Kas.de: Jahrzehnte lang steuerte das Land einem wirtschaftlichen Niedergang entgegen. Eine kürzlich veröffentlichte Erhebung des Afrobarometers spiegelt die Stimmung des Landes wider. Darin sind sich 62 Prozent der Befragten sicher, dass Simbabwe einen falschen Weg eingeschlagen habe. Wie nehmen Sie die Stimmung im Land wahr?
Mbae: Der Mehrheit der Simbabwer geht es wirtschaftlich sehr schlecht. In 2018 sind Schätzungen zufolge bis zu 1,5 Millionen Menschen von Nahrungsmittelhilfen abhängig.

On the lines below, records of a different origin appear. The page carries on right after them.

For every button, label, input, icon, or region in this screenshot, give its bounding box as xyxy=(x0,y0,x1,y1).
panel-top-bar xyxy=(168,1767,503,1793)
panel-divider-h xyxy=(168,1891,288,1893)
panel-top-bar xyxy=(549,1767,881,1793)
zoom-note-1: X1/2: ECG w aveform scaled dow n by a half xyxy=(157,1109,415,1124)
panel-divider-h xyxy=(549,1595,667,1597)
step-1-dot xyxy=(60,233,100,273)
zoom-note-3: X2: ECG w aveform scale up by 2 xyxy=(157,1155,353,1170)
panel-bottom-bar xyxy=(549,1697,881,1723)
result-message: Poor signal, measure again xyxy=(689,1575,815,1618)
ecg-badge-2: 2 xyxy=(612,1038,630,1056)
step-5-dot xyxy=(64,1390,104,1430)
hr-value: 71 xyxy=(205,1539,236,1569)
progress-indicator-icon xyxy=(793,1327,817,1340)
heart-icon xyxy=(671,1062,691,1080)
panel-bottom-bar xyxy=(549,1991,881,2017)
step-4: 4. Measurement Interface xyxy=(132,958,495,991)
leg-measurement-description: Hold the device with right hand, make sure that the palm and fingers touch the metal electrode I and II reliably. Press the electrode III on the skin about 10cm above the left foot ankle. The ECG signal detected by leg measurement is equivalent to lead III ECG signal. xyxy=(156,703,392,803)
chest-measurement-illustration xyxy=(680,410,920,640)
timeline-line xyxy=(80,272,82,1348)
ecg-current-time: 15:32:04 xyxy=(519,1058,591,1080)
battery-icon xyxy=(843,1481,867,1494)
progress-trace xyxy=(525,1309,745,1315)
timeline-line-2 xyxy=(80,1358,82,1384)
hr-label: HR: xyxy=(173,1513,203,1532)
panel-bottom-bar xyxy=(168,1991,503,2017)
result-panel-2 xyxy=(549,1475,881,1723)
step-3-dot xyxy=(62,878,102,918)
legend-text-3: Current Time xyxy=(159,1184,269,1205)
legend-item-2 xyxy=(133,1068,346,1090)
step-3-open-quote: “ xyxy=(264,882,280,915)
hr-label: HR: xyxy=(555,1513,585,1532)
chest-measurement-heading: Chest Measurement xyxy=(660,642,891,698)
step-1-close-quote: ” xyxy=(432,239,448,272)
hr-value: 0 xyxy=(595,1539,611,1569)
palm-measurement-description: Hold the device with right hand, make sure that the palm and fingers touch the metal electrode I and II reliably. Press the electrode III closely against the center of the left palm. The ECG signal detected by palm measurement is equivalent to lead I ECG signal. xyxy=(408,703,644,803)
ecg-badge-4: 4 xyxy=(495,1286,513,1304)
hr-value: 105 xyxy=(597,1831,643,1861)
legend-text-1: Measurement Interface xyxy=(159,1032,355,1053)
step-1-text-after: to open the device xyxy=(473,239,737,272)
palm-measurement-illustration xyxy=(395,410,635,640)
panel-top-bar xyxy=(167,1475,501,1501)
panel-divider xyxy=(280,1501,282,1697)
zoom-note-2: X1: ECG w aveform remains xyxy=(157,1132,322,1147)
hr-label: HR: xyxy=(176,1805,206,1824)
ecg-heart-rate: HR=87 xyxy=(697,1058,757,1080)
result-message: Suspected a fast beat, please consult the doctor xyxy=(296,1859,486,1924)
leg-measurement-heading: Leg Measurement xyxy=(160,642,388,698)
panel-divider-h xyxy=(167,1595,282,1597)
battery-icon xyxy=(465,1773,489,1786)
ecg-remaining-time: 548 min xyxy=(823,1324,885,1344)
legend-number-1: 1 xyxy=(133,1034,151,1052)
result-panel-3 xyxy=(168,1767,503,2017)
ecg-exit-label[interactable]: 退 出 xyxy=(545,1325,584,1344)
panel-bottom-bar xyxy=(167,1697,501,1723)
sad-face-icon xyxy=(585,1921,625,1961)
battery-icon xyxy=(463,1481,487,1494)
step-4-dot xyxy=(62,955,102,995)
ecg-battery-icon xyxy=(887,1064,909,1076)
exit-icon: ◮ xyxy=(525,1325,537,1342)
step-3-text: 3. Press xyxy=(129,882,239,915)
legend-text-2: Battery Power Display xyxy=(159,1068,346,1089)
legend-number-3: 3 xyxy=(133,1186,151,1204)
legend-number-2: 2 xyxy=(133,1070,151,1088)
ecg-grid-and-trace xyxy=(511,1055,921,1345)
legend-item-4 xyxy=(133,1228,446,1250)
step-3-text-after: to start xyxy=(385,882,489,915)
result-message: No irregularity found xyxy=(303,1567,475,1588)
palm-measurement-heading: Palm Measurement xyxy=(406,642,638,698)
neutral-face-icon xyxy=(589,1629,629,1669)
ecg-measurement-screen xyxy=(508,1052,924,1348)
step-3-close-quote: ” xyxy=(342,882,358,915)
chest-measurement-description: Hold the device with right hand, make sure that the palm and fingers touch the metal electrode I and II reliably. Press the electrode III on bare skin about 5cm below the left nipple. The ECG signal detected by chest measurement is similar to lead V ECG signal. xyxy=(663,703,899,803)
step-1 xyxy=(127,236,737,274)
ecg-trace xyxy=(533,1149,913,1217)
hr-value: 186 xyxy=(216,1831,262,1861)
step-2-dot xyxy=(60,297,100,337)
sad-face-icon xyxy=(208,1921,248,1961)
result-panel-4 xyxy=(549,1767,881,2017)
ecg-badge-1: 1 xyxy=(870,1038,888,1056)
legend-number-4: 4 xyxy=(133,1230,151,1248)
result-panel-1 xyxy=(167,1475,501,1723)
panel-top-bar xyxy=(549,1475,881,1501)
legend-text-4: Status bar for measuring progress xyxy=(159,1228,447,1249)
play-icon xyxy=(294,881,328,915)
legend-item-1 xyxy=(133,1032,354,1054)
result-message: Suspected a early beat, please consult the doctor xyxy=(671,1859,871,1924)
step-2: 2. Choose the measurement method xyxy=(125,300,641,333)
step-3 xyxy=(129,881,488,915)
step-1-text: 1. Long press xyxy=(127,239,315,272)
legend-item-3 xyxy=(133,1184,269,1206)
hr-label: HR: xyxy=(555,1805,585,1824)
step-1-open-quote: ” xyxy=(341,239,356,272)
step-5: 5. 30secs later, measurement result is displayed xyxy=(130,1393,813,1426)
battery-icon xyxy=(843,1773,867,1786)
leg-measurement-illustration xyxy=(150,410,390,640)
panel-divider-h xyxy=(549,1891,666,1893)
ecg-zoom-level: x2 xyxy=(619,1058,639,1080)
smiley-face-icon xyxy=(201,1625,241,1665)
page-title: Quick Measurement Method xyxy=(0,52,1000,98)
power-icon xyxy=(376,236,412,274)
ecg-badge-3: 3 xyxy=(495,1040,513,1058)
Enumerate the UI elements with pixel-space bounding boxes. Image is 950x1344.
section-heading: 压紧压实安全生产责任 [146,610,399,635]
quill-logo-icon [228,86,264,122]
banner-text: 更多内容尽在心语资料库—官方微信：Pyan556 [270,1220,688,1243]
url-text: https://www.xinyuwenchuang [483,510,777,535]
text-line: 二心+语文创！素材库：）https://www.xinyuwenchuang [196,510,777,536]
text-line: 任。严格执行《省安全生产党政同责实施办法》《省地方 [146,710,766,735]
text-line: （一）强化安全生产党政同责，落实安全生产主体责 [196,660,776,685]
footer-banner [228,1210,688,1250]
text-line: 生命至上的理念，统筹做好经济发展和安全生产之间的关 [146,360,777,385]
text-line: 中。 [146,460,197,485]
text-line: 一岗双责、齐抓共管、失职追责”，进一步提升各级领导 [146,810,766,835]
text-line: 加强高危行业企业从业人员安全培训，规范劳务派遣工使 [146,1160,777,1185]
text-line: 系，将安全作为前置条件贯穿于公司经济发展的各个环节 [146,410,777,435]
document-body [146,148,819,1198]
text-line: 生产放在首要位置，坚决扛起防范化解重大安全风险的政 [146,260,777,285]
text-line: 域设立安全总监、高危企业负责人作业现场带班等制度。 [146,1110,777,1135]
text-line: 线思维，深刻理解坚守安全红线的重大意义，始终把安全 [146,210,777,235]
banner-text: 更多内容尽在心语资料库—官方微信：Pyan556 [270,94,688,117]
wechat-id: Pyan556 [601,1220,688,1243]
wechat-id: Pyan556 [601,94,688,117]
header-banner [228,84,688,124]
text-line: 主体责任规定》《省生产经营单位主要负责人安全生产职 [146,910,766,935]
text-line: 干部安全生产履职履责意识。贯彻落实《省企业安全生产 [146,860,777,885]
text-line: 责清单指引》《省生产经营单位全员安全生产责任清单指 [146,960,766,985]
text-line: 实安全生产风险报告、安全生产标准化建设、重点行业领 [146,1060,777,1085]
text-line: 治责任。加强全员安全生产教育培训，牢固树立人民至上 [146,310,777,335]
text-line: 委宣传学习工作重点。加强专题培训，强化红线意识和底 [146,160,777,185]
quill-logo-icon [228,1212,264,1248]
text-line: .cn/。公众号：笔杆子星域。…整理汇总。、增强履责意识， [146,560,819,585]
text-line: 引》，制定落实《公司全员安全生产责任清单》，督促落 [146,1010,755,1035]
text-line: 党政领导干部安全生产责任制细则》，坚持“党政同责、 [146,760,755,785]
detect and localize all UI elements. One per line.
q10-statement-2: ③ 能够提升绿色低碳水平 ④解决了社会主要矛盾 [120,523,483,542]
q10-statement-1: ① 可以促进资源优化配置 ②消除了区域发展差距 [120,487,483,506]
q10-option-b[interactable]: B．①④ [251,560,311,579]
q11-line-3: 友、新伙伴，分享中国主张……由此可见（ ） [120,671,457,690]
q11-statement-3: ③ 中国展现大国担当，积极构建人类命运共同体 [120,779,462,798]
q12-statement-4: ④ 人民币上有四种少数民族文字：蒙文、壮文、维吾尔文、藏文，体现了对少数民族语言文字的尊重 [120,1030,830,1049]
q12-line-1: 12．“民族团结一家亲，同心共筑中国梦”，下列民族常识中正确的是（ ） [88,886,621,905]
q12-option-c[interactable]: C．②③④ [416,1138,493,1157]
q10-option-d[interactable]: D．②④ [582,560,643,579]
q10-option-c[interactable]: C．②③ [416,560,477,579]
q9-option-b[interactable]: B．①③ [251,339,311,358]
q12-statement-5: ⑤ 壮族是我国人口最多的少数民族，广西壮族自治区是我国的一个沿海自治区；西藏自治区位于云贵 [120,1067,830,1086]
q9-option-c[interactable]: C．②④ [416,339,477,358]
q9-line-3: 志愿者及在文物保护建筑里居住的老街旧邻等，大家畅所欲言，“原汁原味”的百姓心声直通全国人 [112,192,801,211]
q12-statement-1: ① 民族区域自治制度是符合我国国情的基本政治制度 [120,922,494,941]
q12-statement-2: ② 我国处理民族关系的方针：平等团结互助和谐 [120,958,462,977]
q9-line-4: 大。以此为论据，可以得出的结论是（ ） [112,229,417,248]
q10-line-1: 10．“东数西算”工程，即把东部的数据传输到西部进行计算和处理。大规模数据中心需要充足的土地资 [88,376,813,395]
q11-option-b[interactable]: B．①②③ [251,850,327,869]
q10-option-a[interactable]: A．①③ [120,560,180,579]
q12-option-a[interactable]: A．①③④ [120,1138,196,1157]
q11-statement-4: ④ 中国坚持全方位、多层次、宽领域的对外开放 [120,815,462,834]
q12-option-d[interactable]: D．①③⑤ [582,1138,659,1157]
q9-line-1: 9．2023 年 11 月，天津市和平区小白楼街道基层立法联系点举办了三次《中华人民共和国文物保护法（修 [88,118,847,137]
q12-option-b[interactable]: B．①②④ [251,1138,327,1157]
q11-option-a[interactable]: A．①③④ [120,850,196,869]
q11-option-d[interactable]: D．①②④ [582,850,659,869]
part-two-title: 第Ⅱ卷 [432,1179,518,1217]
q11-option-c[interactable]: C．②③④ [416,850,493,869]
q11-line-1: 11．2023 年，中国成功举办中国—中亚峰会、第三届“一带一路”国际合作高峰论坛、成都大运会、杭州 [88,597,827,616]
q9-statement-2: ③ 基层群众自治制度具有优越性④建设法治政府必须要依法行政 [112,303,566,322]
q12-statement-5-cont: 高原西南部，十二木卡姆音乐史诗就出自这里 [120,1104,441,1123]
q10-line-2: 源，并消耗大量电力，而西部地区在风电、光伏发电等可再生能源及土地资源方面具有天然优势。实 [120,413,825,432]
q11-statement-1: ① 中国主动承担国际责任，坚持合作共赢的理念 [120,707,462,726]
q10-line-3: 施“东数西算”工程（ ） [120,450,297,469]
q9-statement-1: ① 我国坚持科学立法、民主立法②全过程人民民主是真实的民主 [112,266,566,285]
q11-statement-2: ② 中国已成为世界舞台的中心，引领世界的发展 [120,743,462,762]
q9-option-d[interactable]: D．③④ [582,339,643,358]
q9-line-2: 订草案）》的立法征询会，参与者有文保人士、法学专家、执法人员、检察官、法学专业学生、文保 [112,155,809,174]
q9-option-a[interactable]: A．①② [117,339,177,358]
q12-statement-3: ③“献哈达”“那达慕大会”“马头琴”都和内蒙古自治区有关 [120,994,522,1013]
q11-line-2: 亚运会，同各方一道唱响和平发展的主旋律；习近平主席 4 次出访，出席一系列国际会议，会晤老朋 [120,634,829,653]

Das sind mehr als 10 Prozent der Bevölkerung. Leider merkt man jedoch, dass dies mittlerweile zu einem Dauerzustand geworden ist, so dass die Menschen wenig klagen, was nach unserem Verständnis kaum zu begreifen ist. Seit den Ereignissen des November 2017 gibt es jedoch die große Hoffnung, dass die Regierenden ihre Fehler eingestehen und beschließen, es von nun an richtig zu machen. Die Stimmung ist im Vergleich zu 2017 deutlich verbessert, da die Angst vor Repressalien und staatlicher Verfolgung deutlich zurückgegangen ist. Angesichts des politischen Führungspersonals, welches bereits unter Mugabe präsent war, ist jedoch weiterhin eine gesunde Skepsis zu beobachten.
Kas.de: Herr Mbae, Danke für das Interview!